Mr. Speaker, with the passage of Bill S-7, Canada would join the growing list of like-minded countries criminalizing forced marriage.
Moreover, the proposed maximum sentence of imprisonment of five years lies within the average range of penalties of the countries I outlined just prior to question period. Some have claimed that these offences have no impact because there have been few convictions. I completely disagree, and for several reasons.
First, as the RCMP pointed out in their written submission to the citizenship and immigration committee, criminal law is not only about punishing violations of agreed-upon social codes of conduct, but it also serves to clearly establish the limits of acceptable social conduct. The criminalization of forced marriage has a symbolic function. It sends out a public message that forced marriage is socially unacceptable.
Second, a specific criminal offence of forced marriage can empower victims by allowing them to clearly articulate that it is a crime to force them to marry against their will. In fact, this very point was raised in the testimony of Lee Marsh, one of the committee's witnesses and a victim of a forced marriage who indicated that if she had known forced marriage was against the law, she might have been able to refuse the marriage.
Third, enhancing victims' awareness of their rights can lead to an increase in reporting, both to the police and to victim service agencies. For example, a Copenhagen-based organization reported a surge in victims coming forward to seek help after Denmark criminalized forced marriage. The threat of criminal sanction coupled with awareness-raising and prevention measures, can help reduce these practices rather than drive them underground, as some would claim.
Fourth, forced marriage constitutes a distinct violation of the human rights of the victim that is of sufficient gravity that it should be considered as a crime separate from existing criminal offences. The proposed new offence in Bill S-7 focuses on the point where the harm of forcing someone into an unwanted marriage crystalizes, namely the marriage ceremony itself. It addresses the unique harm associated with community endorsement of the creation of an unwanted legal bond within which sexual assaults are expected to occur. This new offence is also required because forced marriage is not a subcategory of existing general offences.
Fifth, a specific criminal offence will permit victims and the authorities to prevent the forced marriage ceremony from taking place by using the preventive aspect of the criminal law. Bill S-7 is structured precisely so that victims can benefit from the specific forced and underage peace bonds to prevent the ceremony from taking place. Moreover, Bill S-7 provides law enforcement with the tools to stop the removal of a child from Canada for the purposes of a forced or underage marriage abroad.
Finally, the criminalization of forced marriage serves to dissuade and deter people from violating the fundamental rights of the victim. As many families who force their children into unwanted marriages may otherwise be law-abiding, the very existence of these specific offences may be sufficient to dissuade them from proceeding with the forced or underage marriage ceremony.

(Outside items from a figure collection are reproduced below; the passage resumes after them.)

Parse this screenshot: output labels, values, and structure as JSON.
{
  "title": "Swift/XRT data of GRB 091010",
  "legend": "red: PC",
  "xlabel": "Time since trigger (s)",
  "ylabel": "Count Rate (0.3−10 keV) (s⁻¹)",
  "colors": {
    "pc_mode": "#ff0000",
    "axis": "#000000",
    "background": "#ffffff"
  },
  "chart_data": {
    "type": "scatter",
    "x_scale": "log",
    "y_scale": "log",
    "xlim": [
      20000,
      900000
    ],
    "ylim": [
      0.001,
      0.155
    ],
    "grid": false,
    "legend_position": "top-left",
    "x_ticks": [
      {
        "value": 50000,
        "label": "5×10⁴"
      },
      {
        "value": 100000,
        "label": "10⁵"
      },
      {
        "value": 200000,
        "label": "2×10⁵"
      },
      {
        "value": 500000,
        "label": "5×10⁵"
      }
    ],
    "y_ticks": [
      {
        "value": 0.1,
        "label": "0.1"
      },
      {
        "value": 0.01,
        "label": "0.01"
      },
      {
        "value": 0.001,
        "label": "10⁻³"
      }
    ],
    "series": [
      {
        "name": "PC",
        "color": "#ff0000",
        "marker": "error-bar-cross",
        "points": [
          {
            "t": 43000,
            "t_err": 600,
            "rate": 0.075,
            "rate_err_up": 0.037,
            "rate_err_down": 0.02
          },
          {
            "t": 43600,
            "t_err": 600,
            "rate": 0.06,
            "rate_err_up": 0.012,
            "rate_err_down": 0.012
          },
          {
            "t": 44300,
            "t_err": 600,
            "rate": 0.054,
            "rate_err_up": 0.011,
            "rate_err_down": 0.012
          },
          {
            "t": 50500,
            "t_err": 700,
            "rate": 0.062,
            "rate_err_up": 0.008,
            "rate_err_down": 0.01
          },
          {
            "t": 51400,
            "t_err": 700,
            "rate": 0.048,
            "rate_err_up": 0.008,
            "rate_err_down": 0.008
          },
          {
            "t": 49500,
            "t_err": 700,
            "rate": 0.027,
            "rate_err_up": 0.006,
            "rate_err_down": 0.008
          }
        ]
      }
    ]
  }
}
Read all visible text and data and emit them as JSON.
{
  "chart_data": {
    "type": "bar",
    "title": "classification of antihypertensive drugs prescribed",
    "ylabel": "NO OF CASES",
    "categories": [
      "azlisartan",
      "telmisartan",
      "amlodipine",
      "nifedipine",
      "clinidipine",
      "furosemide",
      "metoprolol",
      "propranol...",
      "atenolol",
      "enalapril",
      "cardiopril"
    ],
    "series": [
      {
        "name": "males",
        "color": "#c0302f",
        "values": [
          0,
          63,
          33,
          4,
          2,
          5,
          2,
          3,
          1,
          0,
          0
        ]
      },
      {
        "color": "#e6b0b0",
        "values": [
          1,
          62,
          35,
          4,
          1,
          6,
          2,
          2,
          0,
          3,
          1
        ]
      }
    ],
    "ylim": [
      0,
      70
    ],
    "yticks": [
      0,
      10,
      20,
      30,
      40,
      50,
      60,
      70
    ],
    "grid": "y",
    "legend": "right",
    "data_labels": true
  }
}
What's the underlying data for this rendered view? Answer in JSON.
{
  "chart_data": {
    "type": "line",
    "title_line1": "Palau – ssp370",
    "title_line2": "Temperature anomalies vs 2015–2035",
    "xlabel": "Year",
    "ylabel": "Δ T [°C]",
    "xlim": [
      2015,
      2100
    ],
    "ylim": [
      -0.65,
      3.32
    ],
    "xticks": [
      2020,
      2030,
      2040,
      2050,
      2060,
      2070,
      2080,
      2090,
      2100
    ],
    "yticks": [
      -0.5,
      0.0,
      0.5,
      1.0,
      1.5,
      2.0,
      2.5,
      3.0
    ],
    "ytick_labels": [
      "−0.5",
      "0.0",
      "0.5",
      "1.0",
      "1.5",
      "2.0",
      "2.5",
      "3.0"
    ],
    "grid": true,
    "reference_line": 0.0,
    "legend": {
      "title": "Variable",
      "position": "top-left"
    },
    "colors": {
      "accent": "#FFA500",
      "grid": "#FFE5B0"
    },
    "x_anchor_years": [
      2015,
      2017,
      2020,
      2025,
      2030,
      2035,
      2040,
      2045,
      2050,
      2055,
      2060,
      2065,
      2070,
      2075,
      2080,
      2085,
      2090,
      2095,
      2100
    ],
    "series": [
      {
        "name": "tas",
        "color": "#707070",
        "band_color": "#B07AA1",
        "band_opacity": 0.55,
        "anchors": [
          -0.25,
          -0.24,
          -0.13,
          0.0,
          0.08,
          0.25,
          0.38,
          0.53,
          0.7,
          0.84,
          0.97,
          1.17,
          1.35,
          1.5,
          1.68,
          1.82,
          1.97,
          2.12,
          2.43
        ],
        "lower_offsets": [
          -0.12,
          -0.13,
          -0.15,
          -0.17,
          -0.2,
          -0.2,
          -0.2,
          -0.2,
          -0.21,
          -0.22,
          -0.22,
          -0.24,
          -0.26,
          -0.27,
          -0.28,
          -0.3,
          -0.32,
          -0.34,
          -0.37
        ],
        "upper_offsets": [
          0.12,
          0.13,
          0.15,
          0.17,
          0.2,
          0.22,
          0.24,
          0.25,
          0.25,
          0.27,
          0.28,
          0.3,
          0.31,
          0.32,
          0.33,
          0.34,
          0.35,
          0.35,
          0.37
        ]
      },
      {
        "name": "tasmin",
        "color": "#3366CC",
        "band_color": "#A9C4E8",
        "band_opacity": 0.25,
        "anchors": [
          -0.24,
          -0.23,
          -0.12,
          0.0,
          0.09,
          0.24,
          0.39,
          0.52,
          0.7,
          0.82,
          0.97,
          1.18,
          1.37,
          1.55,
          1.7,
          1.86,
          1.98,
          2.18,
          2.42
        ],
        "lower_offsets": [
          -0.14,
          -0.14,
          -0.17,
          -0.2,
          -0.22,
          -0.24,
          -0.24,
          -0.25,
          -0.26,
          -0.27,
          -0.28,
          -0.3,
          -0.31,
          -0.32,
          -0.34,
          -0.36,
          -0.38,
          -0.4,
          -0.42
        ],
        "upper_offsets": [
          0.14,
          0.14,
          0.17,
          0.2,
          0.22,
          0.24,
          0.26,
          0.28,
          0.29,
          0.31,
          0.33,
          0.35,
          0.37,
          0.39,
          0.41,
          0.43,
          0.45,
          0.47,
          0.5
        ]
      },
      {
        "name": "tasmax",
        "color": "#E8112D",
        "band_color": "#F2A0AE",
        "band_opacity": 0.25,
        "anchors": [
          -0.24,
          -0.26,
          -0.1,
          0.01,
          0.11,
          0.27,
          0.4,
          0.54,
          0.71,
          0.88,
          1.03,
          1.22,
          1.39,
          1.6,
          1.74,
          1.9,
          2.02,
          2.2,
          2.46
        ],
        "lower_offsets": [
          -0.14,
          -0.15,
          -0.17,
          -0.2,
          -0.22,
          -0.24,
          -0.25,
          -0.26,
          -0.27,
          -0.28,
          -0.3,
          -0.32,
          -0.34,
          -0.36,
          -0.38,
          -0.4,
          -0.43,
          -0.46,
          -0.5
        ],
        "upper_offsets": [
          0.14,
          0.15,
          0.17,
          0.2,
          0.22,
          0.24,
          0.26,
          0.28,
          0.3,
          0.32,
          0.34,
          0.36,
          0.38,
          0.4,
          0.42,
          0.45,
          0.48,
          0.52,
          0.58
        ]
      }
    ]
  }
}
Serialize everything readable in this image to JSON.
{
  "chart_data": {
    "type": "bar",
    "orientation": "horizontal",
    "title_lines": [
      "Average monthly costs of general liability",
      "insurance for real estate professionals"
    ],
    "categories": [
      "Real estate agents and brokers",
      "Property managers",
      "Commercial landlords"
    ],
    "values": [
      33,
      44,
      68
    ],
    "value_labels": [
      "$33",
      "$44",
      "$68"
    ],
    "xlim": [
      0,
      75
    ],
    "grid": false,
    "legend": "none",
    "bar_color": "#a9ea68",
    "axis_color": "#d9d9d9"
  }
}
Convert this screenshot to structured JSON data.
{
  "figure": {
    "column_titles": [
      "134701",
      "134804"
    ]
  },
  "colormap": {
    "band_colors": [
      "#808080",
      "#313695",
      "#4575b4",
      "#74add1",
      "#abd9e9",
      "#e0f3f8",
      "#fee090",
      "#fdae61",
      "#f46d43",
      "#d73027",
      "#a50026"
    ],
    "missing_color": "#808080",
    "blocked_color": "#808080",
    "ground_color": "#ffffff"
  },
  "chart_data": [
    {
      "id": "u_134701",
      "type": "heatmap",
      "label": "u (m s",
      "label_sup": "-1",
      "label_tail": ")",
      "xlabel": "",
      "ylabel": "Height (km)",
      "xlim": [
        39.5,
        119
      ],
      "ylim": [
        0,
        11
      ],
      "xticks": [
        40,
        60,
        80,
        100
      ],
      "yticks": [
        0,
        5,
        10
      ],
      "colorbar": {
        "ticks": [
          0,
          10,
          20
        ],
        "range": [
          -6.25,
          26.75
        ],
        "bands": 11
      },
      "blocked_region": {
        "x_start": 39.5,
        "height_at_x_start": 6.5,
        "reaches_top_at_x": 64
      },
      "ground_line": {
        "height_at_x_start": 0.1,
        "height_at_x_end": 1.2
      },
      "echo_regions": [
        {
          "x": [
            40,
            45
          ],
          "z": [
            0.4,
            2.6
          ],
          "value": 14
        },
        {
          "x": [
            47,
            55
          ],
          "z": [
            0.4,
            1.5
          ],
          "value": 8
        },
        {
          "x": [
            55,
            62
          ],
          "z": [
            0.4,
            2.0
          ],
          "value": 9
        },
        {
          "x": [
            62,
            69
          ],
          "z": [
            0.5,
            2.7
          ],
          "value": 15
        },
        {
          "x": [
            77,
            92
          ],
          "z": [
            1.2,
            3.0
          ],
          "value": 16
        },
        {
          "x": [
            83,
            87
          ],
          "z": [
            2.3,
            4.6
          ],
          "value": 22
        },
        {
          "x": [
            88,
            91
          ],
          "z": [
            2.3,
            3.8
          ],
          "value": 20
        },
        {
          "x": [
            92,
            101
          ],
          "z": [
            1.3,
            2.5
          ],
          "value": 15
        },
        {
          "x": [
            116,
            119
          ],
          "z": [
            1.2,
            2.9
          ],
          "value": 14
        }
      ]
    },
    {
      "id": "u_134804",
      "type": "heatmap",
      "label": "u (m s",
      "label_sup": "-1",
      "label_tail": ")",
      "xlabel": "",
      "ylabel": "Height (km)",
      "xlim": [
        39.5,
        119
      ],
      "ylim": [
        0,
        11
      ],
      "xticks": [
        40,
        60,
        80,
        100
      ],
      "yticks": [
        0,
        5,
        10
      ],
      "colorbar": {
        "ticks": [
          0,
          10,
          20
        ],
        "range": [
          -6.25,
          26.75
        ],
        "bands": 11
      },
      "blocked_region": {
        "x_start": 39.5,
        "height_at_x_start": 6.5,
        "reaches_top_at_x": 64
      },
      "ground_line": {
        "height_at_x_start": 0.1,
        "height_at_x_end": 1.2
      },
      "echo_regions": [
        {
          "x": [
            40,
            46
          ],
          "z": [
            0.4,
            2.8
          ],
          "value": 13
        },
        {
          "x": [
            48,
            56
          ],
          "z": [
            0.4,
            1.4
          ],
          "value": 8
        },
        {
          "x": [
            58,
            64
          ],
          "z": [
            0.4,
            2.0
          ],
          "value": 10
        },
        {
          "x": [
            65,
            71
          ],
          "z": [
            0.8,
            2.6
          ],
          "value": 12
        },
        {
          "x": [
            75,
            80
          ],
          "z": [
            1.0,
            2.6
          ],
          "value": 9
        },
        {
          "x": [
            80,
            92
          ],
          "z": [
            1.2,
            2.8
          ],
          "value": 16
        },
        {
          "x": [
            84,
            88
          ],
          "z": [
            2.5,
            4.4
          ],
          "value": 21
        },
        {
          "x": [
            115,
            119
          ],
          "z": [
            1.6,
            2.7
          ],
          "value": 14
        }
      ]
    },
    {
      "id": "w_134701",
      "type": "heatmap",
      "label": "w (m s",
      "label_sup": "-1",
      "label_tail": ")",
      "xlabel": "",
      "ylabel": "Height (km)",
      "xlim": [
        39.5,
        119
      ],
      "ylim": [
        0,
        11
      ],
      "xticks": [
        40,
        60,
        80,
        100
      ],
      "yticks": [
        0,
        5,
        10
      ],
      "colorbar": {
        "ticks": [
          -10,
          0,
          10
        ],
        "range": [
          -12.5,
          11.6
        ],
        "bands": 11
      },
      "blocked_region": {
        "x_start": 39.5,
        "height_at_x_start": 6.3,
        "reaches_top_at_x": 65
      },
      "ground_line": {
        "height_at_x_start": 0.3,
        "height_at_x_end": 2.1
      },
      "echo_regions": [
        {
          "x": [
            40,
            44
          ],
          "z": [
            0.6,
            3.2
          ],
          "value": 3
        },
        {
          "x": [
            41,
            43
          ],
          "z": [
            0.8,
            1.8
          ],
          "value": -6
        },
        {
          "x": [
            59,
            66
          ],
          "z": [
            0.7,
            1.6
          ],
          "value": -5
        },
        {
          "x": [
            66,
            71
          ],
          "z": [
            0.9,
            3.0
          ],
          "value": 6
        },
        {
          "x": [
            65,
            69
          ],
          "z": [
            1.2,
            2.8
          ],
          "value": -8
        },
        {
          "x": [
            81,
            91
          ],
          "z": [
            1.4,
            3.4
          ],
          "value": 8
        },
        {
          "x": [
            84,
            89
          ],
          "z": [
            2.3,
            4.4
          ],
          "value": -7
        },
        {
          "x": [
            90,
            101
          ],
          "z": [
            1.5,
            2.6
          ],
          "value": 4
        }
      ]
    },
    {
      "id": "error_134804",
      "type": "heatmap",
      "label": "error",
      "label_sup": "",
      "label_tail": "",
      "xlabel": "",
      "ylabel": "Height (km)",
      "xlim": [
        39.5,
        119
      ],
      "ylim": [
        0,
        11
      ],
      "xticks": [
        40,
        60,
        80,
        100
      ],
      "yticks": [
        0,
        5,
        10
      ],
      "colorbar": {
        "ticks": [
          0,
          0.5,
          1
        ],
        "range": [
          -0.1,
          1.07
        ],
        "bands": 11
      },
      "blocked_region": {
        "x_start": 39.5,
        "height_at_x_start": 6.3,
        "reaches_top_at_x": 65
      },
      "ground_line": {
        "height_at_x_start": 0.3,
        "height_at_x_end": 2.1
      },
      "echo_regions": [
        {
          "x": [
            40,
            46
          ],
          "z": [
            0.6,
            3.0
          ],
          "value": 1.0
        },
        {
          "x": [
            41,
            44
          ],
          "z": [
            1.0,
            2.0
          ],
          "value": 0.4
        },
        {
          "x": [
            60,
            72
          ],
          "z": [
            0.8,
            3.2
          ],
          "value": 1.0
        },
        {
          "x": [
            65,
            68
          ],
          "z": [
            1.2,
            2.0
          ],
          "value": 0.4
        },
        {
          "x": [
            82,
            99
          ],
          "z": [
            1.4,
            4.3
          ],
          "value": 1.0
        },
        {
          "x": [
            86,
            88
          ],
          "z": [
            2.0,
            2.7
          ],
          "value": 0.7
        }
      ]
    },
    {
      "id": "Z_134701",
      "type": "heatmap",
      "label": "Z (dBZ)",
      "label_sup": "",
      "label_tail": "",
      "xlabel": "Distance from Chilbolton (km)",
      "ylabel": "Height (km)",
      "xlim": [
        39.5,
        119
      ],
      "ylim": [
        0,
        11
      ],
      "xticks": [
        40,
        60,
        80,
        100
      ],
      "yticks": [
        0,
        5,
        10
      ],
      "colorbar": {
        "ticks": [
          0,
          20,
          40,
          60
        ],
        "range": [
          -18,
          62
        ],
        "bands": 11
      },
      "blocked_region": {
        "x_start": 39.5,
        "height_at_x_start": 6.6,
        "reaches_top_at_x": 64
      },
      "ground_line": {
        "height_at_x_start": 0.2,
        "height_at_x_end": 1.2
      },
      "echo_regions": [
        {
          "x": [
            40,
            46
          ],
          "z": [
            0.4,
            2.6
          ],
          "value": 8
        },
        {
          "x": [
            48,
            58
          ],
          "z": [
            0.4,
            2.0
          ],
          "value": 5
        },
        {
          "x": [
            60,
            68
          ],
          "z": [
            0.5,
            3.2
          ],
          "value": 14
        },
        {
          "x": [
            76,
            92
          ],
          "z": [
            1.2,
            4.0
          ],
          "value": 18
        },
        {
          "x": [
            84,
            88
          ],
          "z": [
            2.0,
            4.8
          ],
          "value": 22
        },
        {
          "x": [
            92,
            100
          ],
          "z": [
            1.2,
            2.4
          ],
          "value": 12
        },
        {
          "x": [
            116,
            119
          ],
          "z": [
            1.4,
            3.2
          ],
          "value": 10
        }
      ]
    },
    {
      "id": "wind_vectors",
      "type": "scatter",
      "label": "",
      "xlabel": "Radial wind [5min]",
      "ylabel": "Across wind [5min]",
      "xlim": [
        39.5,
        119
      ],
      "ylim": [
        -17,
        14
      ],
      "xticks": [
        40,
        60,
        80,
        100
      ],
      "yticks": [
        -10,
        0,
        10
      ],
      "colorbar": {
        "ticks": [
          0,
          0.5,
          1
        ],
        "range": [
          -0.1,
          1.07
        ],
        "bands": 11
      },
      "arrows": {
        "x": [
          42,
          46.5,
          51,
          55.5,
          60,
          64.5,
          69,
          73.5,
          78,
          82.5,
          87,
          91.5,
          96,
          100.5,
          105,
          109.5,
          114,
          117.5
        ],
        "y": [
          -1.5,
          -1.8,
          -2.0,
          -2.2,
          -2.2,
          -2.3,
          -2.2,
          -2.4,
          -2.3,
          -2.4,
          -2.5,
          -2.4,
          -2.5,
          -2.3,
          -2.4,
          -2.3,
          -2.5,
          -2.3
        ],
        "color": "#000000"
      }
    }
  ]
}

I would like to end my speech today by saying a few words about the proposed amendments to the defence of provocation in the Criminal Code. The defence of provocation applies only in cases where murder is actually proven. If successful, it results in a verdict of manslaughter, which has no mandatory minimum sentence, instead of murder, which carries a mandatory sentence of life in prison and strict parole ineligibility rules.
Currently, the defence will be successful where the murder was committed in response to a wrongful act or insult from the victim that would be sufficient to deprive an ordinary person of the power of self-control, and where the accused acted suddenly before there was time for his passion to cool.
Provocation can be established even where the victim's conduct was perfectly legal or lawful. The defence is, in fact, raised in cases of spousal homicide against women where the alleged provocation was lawful conduct such as leaving a relationship or insulting the perpetrator's virility.
Historically, the provocation defence was the original honour defence in our common law tradition. It was limited to certain categories of conduct related to a man defending his honour, such as when finding another man committing adultery with his wife, which was viewed as the highest invasion of property. The defence was correctly criticized for decades for excusing male violence against women on the basis of outdated notions that have no place in contemporary Canadian society.
The proposed amendment in Bill S-7 would limit provocation so that it could only be raised where the alleged provoking conduct by the victim would amount to an offence punishable by five years in prison, or more.
In my view, it is entirely appropriate that Canada amend a defence that originates from a time when women were legal property of their husbands and when defence gave men latitude to kill in response to conduct that insulted their personal sense of honour.
Our Conservative government is taking steps to strengthen our laws to help ensure that no young girl or woman in Canada becomes a victim of early or forced marriage, polygamy, so-called honour-based violence, or any other form of harmful cultural practice.
I urge my colleagues to support the bill and align Canada with like-minded countries that are grappling with similar forms of violence against women and girls.